I have csv files and I want to convert them to gzip compressed parquet tables. So I have information about what column must be what type of data and column names(headers) for CSV file. So I have created a parquet table according CSV field information.
And then I tried convert data after set compression_codec=gzip command and used insert overwrite .... command.
When I run the insert commands I got 8 times of following errors whole one day. ( I have to use masking operation for some data so I use *** for data masking)
Error converting column: 15 TO BIGINT (Data is: numbers=lat
Error converting column: 18 TO INT (Data is: ***
Error converting column: 20 TO INT (Data is: ***)
Error converting column: 29 TO INT (Data is: **)
Error converting column: 35 TO BIGINT (Data is: Unspecified
Error converting column: 49 TO INT (Data is: Unspecified)
But inserted lots of records into parquet table as compressed
When I check the source table and target parquet table, source table has 159183859 but target parquet table has 39328054. So I have 119855805 records are missing even I got 8 errors while conversion. This lost is very huge and I don't know why
So I tried with csv --> partitioned csv convertion I got same results I mean same lost record numbers
So I am looking for a reason why I lost this number of records.
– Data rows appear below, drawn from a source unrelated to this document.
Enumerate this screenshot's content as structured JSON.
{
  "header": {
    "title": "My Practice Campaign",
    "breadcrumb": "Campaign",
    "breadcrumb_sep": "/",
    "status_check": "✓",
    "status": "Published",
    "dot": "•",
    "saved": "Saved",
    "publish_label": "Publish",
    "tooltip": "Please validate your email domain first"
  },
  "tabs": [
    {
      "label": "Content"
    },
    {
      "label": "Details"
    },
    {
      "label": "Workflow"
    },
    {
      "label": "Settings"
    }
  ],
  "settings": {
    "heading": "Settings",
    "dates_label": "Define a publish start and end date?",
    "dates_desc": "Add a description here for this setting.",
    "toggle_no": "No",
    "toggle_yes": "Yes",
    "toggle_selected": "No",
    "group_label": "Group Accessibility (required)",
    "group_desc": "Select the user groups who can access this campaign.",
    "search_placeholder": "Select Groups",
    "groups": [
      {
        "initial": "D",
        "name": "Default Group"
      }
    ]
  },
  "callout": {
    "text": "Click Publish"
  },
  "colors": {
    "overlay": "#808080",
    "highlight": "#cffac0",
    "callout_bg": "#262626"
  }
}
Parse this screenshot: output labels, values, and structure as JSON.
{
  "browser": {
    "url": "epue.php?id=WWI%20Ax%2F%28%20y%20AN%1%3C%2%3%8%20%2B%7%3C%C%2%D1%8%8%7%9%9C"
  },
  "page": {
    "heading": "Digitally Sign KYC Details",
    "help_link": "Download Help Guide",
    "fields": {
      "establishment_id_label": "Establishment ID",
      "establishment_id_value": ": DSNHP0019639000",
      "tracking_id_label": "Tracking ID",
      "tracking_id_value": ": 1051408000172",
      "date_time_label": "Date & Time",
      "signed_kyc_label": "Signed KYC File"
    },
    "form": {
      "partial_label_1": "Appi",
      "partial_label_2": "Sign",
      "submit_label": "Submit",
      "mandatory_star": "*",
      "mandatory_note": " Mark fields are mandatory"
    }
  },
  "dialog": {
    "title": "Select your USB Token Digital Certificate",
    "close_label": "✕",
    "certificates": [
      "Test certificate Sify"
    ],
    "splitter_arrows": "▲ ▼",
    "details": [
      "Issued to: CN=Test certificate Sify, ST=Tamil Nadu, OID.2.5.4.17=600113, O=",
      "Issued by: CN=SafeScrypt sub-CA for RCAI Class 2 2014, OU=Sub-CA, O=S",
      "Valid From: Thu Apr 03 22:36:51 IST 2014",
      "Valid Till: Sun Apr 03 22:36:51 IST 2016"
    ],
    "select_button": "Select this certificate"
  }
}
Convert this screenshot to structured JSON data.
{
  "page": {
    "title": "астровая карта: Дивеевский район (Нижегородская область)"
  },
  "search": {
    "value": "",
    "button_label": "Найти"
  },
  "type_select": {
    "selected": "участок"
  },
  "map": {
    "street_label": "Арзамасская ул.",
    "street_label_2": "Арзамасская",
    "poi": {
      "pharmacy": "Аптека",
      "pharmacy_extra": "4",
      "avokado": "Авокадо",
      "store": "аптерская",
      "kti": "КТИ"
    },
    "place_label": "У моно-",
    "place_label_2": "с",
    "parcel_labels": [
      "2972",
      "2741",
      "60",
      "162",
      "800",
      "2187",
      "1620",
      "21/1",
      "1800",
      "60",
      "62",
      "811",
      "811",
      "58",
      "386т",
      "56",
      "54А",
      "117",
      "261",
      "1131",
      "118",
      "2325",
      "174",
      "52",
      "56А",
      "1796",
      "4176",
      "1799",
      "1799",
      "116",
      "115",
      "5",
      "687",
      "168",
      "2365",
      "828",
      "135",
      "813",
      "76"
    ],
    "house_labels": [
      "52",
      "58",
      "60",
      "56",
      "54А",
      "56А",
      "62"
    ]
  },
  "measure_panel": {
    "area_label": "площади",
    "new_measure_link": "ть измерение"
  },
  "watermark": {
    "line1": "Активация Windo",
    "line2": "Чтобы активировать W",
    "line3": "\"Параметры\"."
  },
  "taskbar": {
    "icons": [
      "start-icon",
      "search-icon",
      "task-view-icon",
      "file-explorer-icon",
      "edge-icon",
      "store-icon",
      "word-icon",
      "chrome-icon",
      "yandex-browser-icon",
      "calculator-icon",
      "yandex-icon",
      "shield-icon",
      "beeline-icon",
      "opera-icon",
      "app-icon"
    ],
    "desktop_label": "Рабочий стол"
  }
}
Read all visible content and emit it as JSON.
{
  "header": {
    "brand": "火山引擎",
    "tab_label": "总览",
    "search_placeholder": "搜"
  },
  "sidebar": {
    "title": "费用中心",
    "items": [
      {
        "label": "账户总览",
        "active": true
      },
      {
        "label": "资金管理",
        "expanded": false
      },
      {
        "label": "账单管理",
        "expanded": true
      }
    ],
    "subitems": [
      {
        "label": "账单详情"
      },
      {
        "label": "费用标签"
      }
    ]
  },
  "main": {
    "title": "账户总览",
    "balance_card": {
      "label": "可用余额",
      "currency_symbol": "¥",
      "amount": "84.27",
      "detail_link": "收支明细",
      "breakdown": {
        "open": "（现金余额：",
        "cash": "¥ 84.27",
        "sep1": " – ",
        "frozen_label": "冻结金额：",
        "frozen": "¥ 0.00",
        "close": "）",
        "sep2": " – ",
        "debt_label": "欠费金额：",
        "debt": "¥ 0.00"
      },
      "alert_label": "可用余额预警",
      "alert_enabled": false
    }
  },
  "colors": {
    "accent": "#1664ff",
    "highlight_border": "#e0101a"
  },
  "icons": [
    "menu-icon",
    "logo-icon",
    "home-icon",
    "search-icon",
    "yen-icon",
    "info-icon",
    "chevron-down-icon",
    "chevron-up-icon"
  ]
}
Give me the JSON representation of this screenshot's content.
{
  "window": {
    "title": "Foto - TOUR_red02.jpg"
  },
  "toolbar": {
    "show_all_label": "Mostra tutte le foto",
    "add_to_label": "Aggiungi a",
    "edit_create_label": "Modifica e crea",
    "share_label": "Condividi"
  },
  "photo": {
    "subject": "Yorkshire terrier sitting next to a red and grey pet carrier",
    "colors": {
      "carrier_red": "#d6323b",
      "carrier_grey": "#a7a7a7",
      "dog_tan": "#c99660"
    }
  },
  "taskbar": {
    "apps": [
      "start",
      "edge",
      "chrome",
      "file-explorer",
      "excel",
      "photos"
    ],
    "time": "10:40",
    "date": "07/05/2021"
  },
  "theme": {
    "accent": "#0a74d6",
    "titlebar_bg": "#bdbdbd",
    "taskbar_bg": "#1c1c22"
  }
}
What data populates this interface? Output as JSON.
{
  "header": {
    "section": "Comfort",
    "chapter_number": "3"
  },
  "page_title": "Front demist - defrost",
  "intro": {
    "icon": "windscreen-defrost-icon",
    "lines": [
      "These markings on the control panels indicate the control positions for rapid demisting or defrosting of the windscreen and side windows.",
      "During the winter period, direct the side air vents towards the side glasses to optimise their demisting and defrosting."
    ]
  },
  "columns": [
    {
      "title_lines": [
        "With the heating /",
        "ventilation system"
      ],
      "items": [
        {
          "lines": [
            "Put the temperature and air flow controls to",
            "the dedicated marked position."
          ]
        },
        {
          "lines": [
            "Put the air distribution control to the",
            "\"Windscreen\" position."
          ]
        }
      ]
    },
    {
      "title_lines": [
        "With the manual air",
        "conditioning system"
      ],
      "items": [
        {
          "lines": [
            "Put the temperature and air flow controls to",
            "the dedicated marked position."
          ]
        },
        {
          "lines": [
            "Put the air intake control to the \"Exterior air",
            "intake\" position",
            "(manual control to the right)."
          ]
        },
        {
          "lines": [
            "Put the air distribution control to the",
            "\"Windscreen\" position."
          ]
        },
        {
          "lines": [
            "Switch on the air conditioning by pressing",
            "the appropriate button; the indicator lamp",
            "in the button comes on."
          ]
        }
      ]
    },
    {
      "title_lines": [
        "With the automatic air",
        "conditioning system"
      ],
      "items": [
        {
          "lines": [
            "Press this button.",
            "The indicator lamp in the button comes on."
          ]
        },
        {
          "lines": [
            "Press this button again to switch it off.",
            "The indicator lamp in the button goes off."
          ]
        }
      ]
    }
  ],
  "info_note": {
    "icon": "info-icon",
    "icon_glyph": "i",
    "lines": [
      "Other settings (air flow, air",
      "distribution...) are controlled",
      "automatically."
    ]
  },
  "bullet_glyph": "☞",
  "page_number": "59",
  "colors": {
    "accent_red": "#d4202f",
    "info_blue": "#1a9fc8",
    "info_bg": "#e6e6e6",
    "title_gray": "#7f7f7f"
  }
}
Lost is about %25 of data
Do you have any idea/explanation why I lost this huge data? why I did not got any error other than 8 column conversion errors.
Thanks for your helps
I would recommend you to use pyspark for converting csv to parquet .
Spark, by default, uses gzip to store parquet files .
is there any particualar reason you want to be around with Hive ?
because as far I concerned with just the default setting spark performs good compression when compared to Hive.